Празднование вечности: «Поэма Воздуха»

Если свой высший поэтический миф Цветаева порождает в поэме «Новогоднее», то празднует она это достижение в упоительном полете «Поэмы Воздуха» – чистейшей медитации на тему смерти как освобождения. Свободная от пут женской судьбы, в полном обладании дара, на пике словесной мощи, радостно реализовавшаяся в трансцендентной любви к Рильке и в вере в его вдохновительный отклик[305], одинокая, но любимая, разлученная, но цельная, Цветаева празднует этой поэмой триумф духовной и поэтической свободы, соответствующей всем самым строгим ее критериям. «Поэма Воздуха», как свидетельствует ее заглавие, отмечает точку акмэ в поэтической карьере Цветаевой и наивысший эмоциональный взлет в ее жизни.

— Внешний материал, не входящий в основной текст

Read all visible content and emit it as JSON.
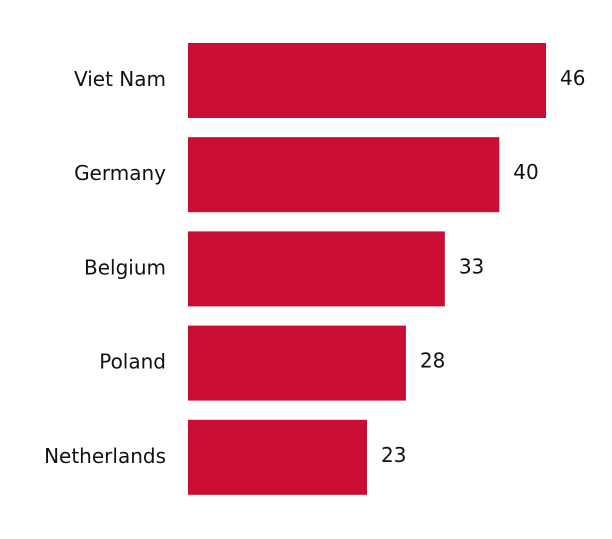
{
  "chart_data": {
    "type": "bar",
    "orientation": "horizontal",
    "categories": [
      "Viet Nam",
      "Germany",
      "Belgium",
      "Poland",
      "Netherlands"
    ],
    "values": [
      46,
      40,
      33,
      28,
      23
    ],
    "color": "#c90d33"
  }
}
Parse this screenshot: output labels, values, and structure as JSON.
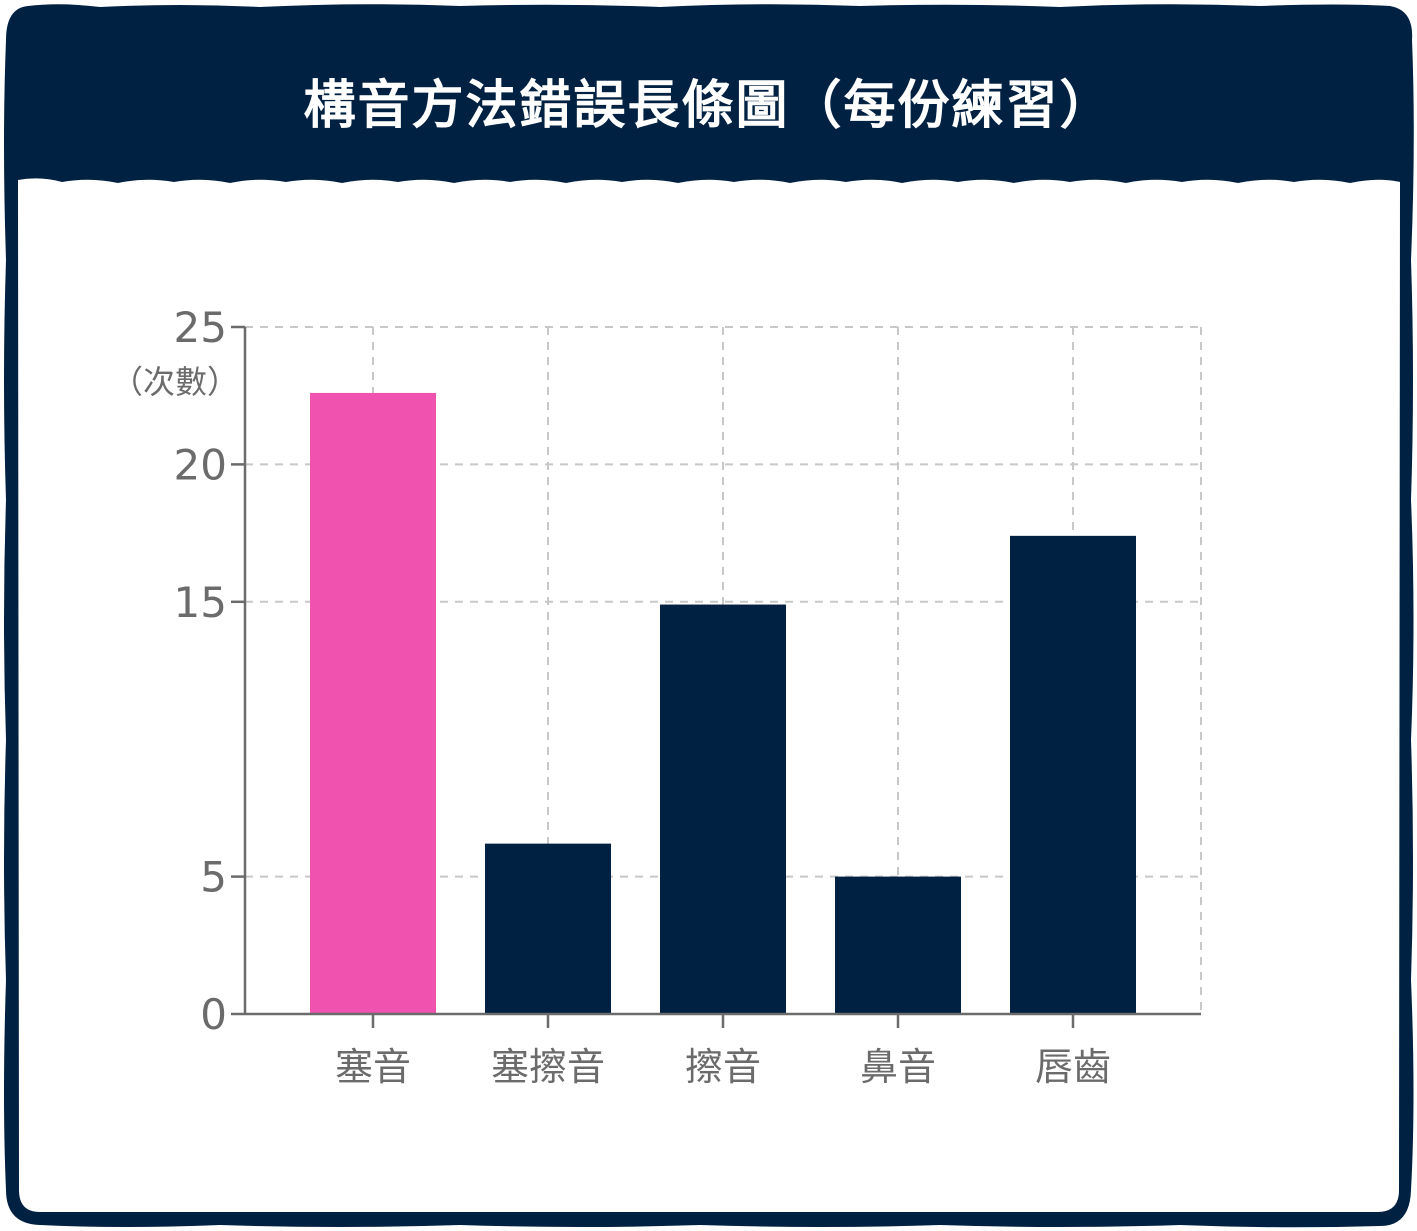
{
  "chart_data": {
    "type": "bar",
    "title": "構音方法錯誤長條圖（每份練習）",
    "ylabel": "（次數）",
    "xlabel": "",
    "categories": [
      "塞音",
      "塞擦音",
      "擦音",
      "鼻音",
      "唇齒"
    ],
    "values": [
      22.6,
      6.2,
      14.9,
      5.0,
      17.4
    ],
    "highlight_index": 0,
    "ylim": [
      0,
      25
    ],
    "yticks": [
      0,
      5,
      15,
      20,
      25
    ],
    "grid": true,
    "colors": {
      "highlight": "#f052b0",
      "bar": "#002142",
      "frame": "#002142",
      "grid": "#c8c8c8",
      "axis": "#6b6b6b",
      "text": "#6b6b6b"
    }
  }
}
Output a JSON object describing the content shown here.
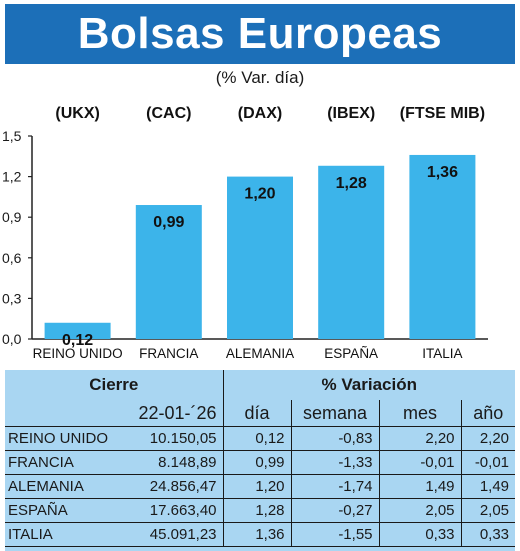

Это бурное и сложное произведение представляет собой хронику путешествия Цветаевой, рука об руку с призрачным Рильке, в те заоблачные высоты, где теперь его новый дом. Своего спутника она ни разу не называет по имени, но подспудное присутствие Рильке ощутимо во всем тексте поэмы, начиная с первых строк, где он тихо и призывно стоит за закрытой дверью (здесь Цветаева принимает молчащего Рильке за венок из хвои; в «Новогоднем» смерть Рильке также соотнесена с образом хвойных деревьев, ели также ассоциируются с Савойей, где они с Цветаевой планировали встретиться будущей весной). «Поэма Воздуха» была написана в мае 1927 года и представляет собой вневременную поэтическую реакцию Цветаевой на конкретное историческое событие – перелет весной того же года Чарльза Линдберга через Атлантику в Париж. Техническая победа человека над стихией воздуха остается на дальней периферии поэмы – Цветаевой важнее зафиксировать собственный полет, осуществляемый силой поэтического звука и ритма, сквозь семь атмосферных слоев – или семь небес – к метафизической высоте, соответствующей жизни после смерти (здесь, как и в других местах, число семь служит магическим знаком связи между Цветаевой и Рильке).